Mackes furthered the 2013 USSSA World Series will require at least 15,000 hotel room nights.
“We have a lot of fields in Wicomico County, but we don’t have that type of capacity with our hotels, which inspired this partnership,” he said. “Probably 33 percent or more people staying will stay in Ocean City, and they did last year.”
The Wicomico Hotel-Motel Association and the Ocean City Hotel-Motel-Restaurant Association has been requested to block over 200 rooms per night during peak times of the event through the Meeting Max online housing system and has agreed in concept to pay $10-a-room rebates to defray the event costs.
“Where are we going from here?” Mackes said looking ahead. “We won’t be coming to you all the time when we have tournaments, it all depends on capacity, but there is a lot of business out there to retain in other states and we can even develop our own events putting together all of our fields, your convention center, our youth and civic center, and we have quite an inventory. We are only 27 miles apart so we have this regional approach.”
Mackes furthered, a meeting is scheduled with Maryland Office of Sports Marketing Director Terry Hasseltine next month to discuss marketing strategies between what the counties and Ocean City have to offer.
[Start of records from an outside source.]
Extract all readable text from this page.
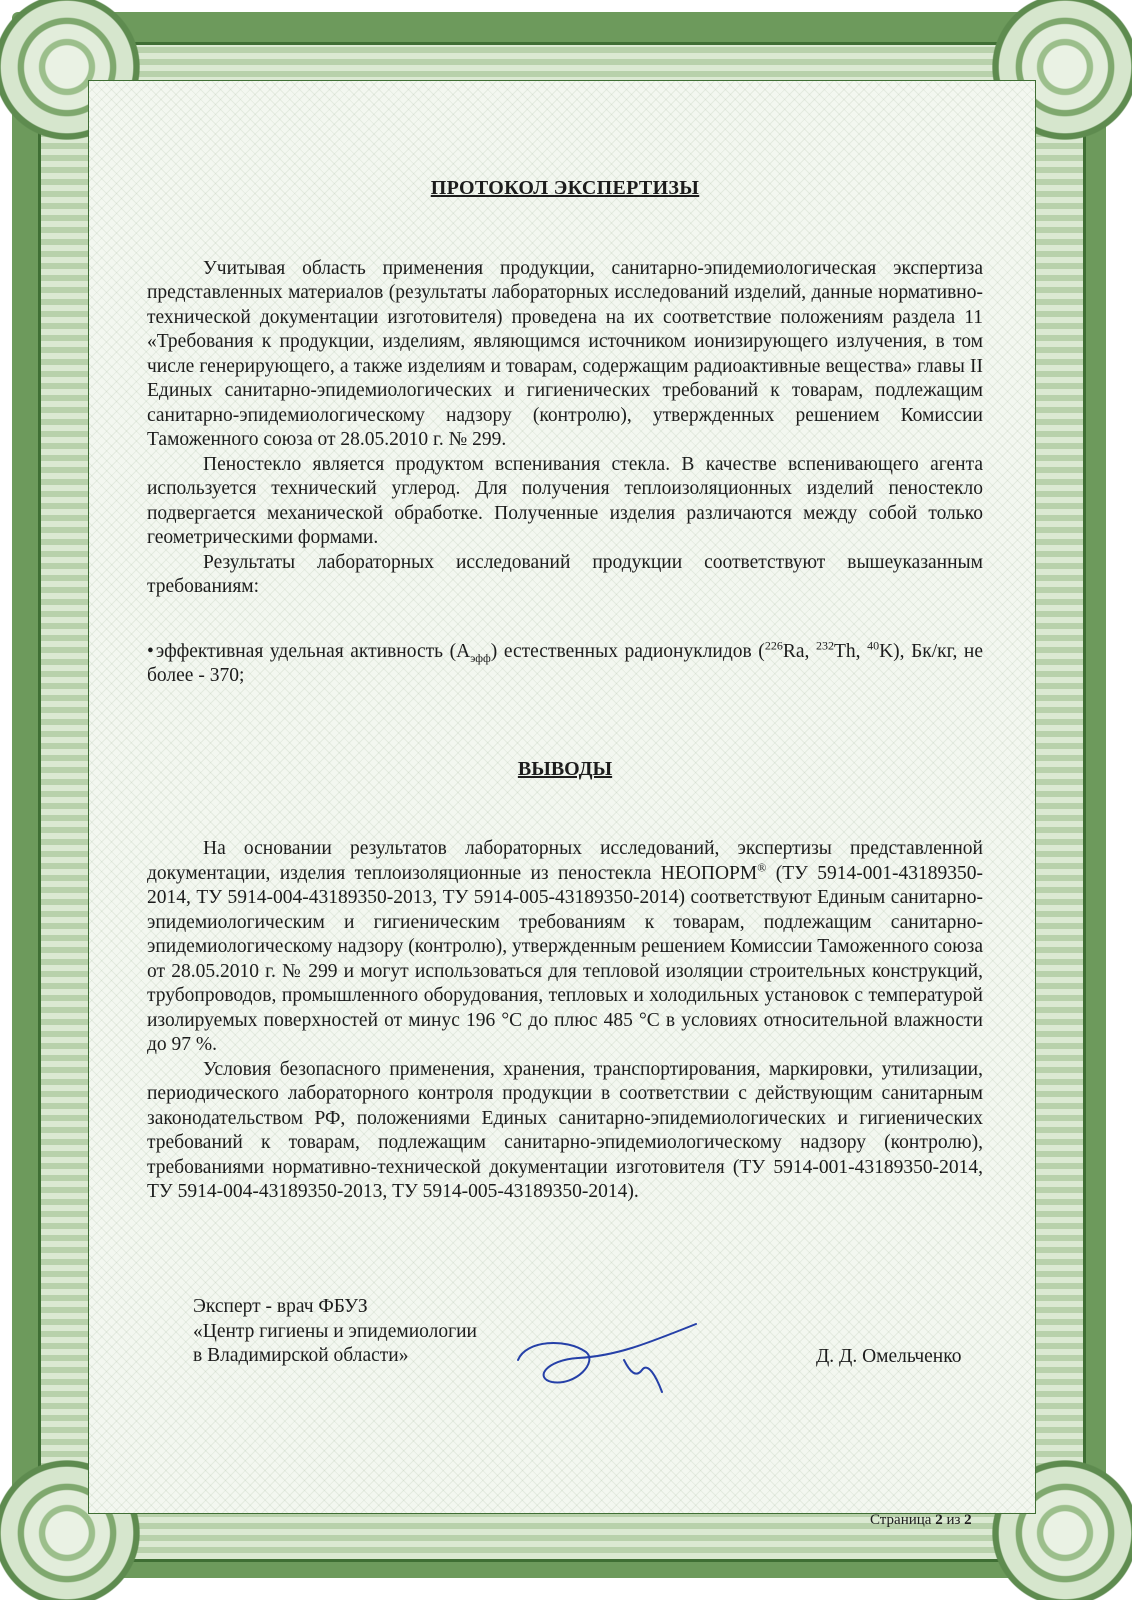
ПРОТОКОЛ ЭКСПЕРТИЗЫ

Учитывая область применения продукции, санитарно-эпидемиологическая экспертиза представленных материалов (результаты лабораторных исследований изделий, данные нормативно-технической документации изготовителя) проведена на их соответствие положениям раздела 11 «Требования к продукции, изделиям, являющимся источником ионизирующего излучения, в том числе генерирующего, а также изделиям и товарам, содержащим радиоактивные вещества» главы II Единых санитарно-эпидемиологических и гигиенических требований к товарам, подлежащим санитарно-эпидемиологическому надзору (контролю), утвержденных решением Комиссии Таможенного союза от 28.05.2010 г. № 299.

Пеностекло является продуктом вспенивания стекла. В качестве вспенивающего агента используется технический углерод. Для получения теплоизоляционных изделий пеностекло подвергается механической обработке. Полученные изделия различаются между собой только геометрическими формами.

Результаты лабораторных исследований продукции соответствуют вышеуказанным требованиям:

• эффективная удельная активность $(А_{эфф})$ естественных радионуклидов ($^{226}$Ra, $^{232}$Th, $^{40}$K), Бк/кг, не более - 370;

ВЫВОДЫ

На основании результатов лабораторных исследований, экспертизы представленной документации, изделия теплоизоляционные из пеностекла НЕОПОРМ® (ТУ 5914-001-43189350-2014, ТУ 5914-004-43189350-2013, ТУ 5914-005-43189350-2014) соответствуют Единым санитарно-эпидемиологическим и гигиеническим требованиям к товарам, подлежащим санитарно-эпидемиологическому надзору (контролю), утвержденным решением Комиссии Таможенного союза от 28.05.2010 г. № 299 и могут использоваться для тепловой изоляции строительных конструкций, трубопроводов, промышленного оборудования, тепловых и холодильных установок с температурой изолируемых поверхностей от минус 196 °С до плюс 485 °С в условиях относительной влажности до 97 %.

Условия безопасного применения, хранения, транспортирования, маркировки, утилизации, периодического лабораторного контроля продукции в соответствии с действующим санитарным законодательством РФ, положениями Единых санитарно-эпидемиологических и гигиенических требований к товарам, подлежащим санитарно-эпидемиологическому надзору (контролю), требованиями нормативно-технической документации изготовителя (ТУ 5914-001-43189350-2014, ТУ 5914-004-43189350-2013, ТУ 5914-005-43189350-2014).

Эксперт - врач ФБУЗ
«Центр гигиены и эпидемиологии
в Владимирской области»	Д. Д. Омельченко
Страница 2 из 2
Additionally, there is currently legislation being introduced in the General Assembly, and upon approval it will grant $500,000 in seed money to bring sporting events to the area.
“I feel really good about it … the state is benefiting as well, as far as sales, income tax and corporate income tax,” Mackes said. “We are having this nice approach here to go after this business not only in the summer but hopefully in the shoulder seasons as well, leveraging our facilities. There will be more to come.”
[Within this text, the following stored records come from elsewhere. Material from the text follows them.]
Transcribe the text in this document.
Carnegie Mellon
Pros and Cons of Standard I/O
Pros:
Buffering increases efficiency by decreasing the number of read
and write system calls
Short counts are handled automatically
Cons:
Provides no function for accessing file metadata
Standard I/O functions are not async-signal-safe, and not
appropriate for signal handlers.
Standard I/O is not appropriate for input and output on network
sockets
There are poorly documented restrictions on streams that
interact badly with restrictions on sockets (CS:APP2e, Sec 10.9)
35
Mayor Rick Meehan views the USSSA Girls World Series as a great opportunity to begin a regional sports marketing partnership.
“I am glad to see us get involved and do what we all have been talking about for years and that is working together regionally,” the mayor said. “This is a big step and just the first step in what will be very productive and beneficial to all of us.”
The council voted 6-0, with Councilman Joe Mitrecic absent, to approve TAB’s request to provide funding for the series.
TAB had also reviewed a proposal from OC Jams, LLC, requesting $15,000 in funding for OC BikeFest that will be held Sept. 12-15. That allocation was also approved.
During the presentation, TAB Chair Greg Shockley provided a brief update. When the Tourism Commission was abolished in 2010, TAB was formed to provide an application, screening process and funding, $300,000 a year allocated by the town, for new events to come to Ocean City.
“It is a great vetting process, it allows us to see how organized and how strong the promoters of these events are before they get too far along in the process, and also weed out the ones that are not up to … what the city desires,” he said.
According to Shockley, since TAB was formulated, 22 applications for new events have been received and 17 were approved, while staying within their budget. One of the successful new events TAB brought forward is the weekly fireworks and laser light shows in downtown Ocean City during the summer put on by T.E.A.M Productions.
As events brought forward by TAB are beginning to mature, Councilwoman Margaret Pillas questioned TAB’s policy on how and when funding is cut off for proven successful events to bring in other new events.
“When TAB was first started we didn’t know what the future held, so now we are getting events that are maturing, we need to decide or set guidelines on what point do we step back or at what point do you continue,” Shockley said. “Are there events that are important enough that TAB will continue to fund or will the city take over the funding?”
Pillas asked for such a discussion to take place with TAB in the near future.